Transient global amnesia is a rare condition that affects about five out 100,000 people per year. The experience can be frightening for both the person experiencing it and those who are present when it occurs. While experts have not identified a specific cause, some common triggers occur in people who have had transient global amnesia. Luckily, the condition resolves on its own within 24 hours and does not seem to have any long-lasting effects.
Transient global amnesia (TGA) is a temporary short term memory loss that occurs suddenly and is not caused by another neurological event such as a stroke or epilepsy. During an episode, the person becomes suddenly confused about where they are and what they are doing there. They may ask the same questions over and over because they cannot remember the answers they were just given. Otherwise, they are alert and seem to be thinking normally.
While transient global amnesia and dementia share some characteristics, they are different conditions. People with dementia are often confused about who they are and may not recognize the people around them, but those experiencing TGA retain much of this knowledge: who they are, who friends and family are, and how to perform complex tasks. No memories are formed during the episode and the person has no recollection of the experience after it passes.

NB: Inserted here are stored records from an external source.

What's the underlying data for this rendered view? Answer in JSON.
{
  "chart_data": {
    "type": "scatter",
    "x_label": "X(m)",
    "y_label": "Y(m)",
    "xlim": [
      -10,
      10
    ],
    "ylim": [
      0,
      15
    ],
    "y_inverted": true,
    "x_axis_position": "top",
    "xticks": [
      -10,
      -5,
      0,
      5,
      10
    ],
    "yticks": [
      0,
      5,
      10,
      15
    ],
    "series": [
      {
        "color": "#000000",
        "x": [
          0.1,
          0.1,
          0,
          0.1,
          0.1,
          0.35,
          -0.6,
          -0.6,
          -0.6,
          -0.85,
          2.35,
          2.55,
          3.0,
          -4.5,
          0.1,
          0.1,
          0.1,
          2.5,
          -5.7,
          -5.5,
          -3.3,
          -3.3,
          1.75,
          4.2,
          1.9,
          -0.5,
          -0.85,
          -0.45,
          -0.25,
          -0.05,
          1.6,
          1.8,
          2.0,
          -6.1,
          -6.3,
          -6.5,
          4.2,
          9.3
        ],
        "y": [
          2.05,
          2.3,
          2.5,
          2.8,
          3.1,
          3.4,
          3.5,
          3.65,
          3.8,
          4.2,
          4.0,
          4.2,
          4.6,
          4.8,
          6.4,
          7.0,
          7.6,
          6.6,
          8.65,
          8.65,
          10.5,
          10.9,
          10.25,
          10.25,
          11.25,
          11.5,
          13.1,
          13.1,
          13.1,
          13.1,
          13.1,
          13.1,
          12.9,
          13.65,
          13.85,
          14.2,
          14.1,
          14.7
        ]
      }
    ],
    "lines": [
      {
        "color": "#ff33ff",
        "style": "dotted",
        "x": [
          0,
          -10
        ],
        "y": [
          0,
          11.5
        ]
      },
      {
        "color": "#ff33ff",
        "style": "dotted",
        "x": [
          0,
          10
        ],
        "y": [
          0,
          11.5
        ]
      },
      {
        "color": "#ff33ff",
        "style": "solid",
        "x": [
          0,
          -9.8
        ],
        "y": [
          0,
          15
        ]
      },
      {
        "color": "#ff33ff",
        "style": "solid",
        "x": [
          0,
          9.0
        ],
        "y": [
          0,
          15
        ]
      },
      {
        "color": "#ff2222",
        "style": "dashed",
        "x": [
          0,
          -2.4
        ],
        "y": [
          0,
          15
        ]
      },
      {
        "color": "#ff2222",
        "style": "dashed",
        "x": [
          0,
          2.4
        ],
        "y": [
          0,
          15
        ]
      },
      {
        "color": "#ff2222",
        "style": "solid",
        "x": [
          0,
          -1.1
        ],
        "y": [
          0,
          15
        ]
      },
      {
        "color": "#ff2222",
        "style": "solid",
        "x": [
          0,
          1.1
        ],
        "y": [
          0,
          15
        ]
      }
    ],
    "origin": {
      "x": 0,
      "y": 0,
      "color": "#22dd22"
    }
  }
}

The defining characteristic of transient global amnesia is the sudden onset of the inability to form new memories or recall short term memories. For an official diagnosis of TGA, a witness must verify this sudden onset. The affected individual must retain their identity and be able to follow simple directions and recognize familiar objects. Finally, there cannot be any signs of impairment or damage to the brain, such as involuntary movements, facial drooping, or limb paralysis, which are more likely to indicate a stroke.
Short term memory loss or prominent anterograde amnesia is the main symptom of TGA. The person often asks the same questions over and over because they are confused and cannot remember the answers they receive. People experiencing TGA are often described as "sounding like a broken record" because of this repetition. The memories lost during an episode can span hours, days, or weeks.
Other factors can help diagnose transient global amnesia as well. Memory loss typically only lasts between one and eight hours. Six hours is the average length of time, and episodes last no longer than 24. When the memory returns, it comes back gradually. A TGA diagnosis requires no evidence of a head injury or seizures, and the individual cannot have active epilepsy. Reflexes, balance, and coordination will be normal.
The exact cause of TGA is unknown, although experts have identified some possibilities. Abnormalities in blood flow and blood supply or hypoxia could cause the episodes. This is also a likely relationship to migraines. That said, none of these causes apply consistently to all people who have experienced TGA, which means it may have multiple causes.
Some activities have been identified as common triggers, although the risk of a TGA episode following these events is low. Strenuous physical activity, sudden immersion in hot or cold water, mild head trauma, sexual intercourse, medical procedures such as endoscopy or angiography, and psychological or emotional distress could all trigger an episode. TGA has also resulted from excessive alcohol and prescription or illicit drugs.
While high blood pressure and high cholesterol are risk factors for stroke, they do not raise one's risk of TGA. Gender does not seem affect risk either. In fact, there are only two confirmed risk factors. People over age 50 have a higher risk of transient global amnesia, and people with a history of migraines have a significantly increased risk of experiencing TGA.
Since TGA resolves on its own within 24 hours, it generally does not cause any long lasting damage. It does not seem to increase the risk of seizures or stroke, and most cognitive function returns within days. TGA is typically an isolated incident, though there is up to a 26% chance that someone will have reoccurring episodes.
There is no test for a definitive diagnosis of transient global amnesia. Any tests a doctor may run will be to rule out other causes of the event. These tests can include scans such as MRI or CT, an EEG to monitor brain activity, and blood tests. The doctor may also perform neurological exams and psychological evaluations.